Konzert gegen Rassismus: Wem gehört Chemnitz?
Für die Musiker geht es um Anstand, viele Chemnitzer aber sehen das Konzert gegen Fremdenhass als Provokation. Wer ist wirklich in der Mehrheit?
Dann wird es still. Einige Sekunden nur, aber es wirkt, weil es so selten geworden ist in Chemnitz. Einige Tausend stehen auf dem Parkplatz nahe der Johanniskirche vor der schwarzen Bühne. Sie schweigen für Daniel Hillig, jenen Tischlerlehrling, der in der Nacht zum 26. August am Rande eines Stadtfestes erstochen worden war. Mutmaßlich von einem Iraker und einem Syrer. Aber sie sind hier, um Lärm zu machen. Gegen die Neonazis, die seitdem in Chemnitz durch die Straßen marschieren.
Zwei Stunden zuvor sitzt Campino am Montagnachmittag auf einem Podium in der Stadthalle von Chemnitz. Für den Sänger der Toten Hosen ist die Sache klar: „Das, was hier stattfindet, ist kein Kampf rechts gegen links.“ Was derzeit in Chemnitz stattfinde, sei vielmehr „ein Kampf von allen Menschen mit Anstand gegen einen übergriffigen, rassistischen Mob“. Deswegen ist er an diesem Tag nach Chemnitz gekommen, deswegen tritt er am Abend vor bis zu 50.000 Zuschauern beim Benefizkonzert unter dem Motto „Wir sind mehr“ auf. Gemeinsam mit Musikern wie Kraftklub, Feine Sahne Fischfilet und Marteria.

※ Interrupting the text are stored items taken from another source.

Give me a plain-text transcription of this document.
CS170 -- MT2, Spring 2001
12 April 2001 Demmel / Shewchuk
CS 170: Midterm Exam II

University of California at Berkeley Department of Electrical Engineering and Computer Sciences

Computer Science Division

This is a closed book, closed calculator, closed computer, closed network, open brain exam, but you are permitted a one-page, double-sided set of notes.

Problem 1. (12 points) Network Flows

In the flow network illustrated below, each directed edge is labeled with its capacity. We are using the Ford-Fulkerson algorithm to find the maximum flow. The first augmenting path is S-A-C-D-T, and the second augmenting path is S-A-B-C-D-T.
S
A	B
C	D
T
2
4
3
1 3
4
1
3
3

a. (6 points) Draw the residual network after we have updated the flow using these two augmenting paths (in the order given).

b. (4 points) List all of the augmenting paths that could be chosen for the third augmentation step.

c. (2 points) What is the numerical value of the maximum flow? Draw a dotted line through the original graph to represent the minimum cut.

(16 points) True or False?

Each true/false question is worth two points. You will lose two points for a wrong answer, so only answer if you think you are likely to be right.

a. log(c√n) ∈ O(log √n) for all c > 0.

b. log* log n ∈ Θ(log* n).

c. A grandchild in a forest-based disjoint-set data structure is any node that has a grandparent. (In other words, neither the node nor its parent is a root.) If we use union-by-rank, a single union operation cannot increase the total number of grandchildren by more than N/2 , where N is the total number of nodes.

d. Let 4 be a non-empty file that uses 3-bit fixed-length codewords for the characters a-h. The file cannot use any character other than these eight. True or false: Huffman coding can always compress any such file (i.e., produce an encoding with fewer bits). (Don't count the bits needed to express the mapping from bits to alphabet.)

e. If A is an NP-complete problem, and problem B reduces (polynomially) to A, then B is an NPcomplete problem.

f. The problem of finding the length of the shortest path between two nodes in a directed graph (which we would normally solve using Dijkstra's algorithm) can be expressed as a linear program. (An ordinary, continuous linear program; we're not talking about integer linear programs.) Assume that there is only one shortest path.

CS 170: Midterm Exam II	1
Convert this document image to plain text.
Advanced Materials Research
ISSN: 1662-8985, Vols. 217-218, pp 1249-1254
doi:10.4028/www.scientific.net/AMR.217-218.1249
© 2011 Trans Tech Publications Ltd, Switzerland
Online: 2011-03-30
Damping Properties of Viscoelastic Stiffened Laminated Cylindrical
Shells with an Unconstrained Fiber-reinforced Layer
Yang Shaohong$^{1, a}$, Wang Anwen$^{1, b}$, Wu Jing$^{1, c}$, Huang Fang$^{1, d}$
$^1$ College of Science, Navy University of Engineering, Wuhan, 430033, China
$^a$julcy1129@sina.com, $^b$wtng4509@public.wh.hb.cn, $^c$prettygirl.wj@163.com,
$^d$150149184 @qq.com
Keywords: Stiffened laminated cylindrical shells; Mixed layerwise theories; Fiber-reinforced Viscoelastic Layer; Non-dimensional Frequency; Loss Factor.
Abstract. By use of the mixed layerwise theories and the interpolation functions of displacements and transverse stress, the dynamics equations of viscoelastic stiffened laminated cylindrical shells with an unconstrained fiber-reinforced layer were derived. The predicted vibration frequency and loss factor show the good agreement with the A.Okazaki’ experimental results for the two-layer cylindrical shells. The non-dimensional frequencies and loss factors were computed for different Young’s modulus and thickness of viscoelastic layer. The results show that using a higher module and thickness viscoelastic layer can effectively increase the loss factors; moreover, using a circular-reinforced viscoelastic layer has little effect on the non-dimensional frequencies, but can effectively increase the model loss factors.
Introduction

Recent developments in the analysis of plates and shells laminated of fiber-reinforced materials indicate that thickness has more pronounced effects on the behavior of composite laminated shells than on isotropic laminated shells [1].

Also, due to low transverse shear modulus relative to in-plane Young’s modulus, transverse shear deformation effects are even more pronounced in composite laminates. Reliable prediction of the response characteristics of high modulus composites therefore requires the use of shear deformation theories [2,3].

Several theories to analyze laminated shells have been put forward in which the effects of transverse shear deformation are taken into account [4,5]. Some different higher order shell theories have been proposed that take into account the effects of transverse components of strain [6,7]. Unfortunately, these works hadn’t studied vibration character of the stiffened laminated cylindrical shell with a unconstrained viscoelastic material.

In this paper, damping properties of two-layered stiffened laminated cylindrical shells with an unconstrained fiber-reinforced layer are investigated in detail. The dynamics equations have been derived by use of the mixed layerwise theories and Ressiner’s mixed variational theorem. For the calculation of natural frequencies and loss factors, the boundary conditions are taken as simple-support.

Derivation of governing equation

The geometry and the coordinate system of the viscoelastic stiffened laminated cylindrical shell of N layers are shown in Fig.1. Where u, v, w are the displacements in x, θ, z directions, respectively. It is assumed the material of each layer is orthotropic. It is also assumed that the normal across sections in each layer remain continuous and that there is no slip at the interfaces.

Es ist der vorläufige Höhepunkt in einem seit Tagen andauernden Kampf um die Deutungshoheit in Chemnitz. Seit Bilder von Neonazis um die Welt gingen, die auf der Straße den Hitlergruß zeigen. Bilder von Gegendemonstranten. Bilder von Chemnitzern, die zu all dem lieber nichts sagen. Seitdem wird in der Republik wieder diskutiert, wer hier eigentlich wirklich die Meinung des Volkes vertritt.
"Zum Glück sind die nachher wieder weg"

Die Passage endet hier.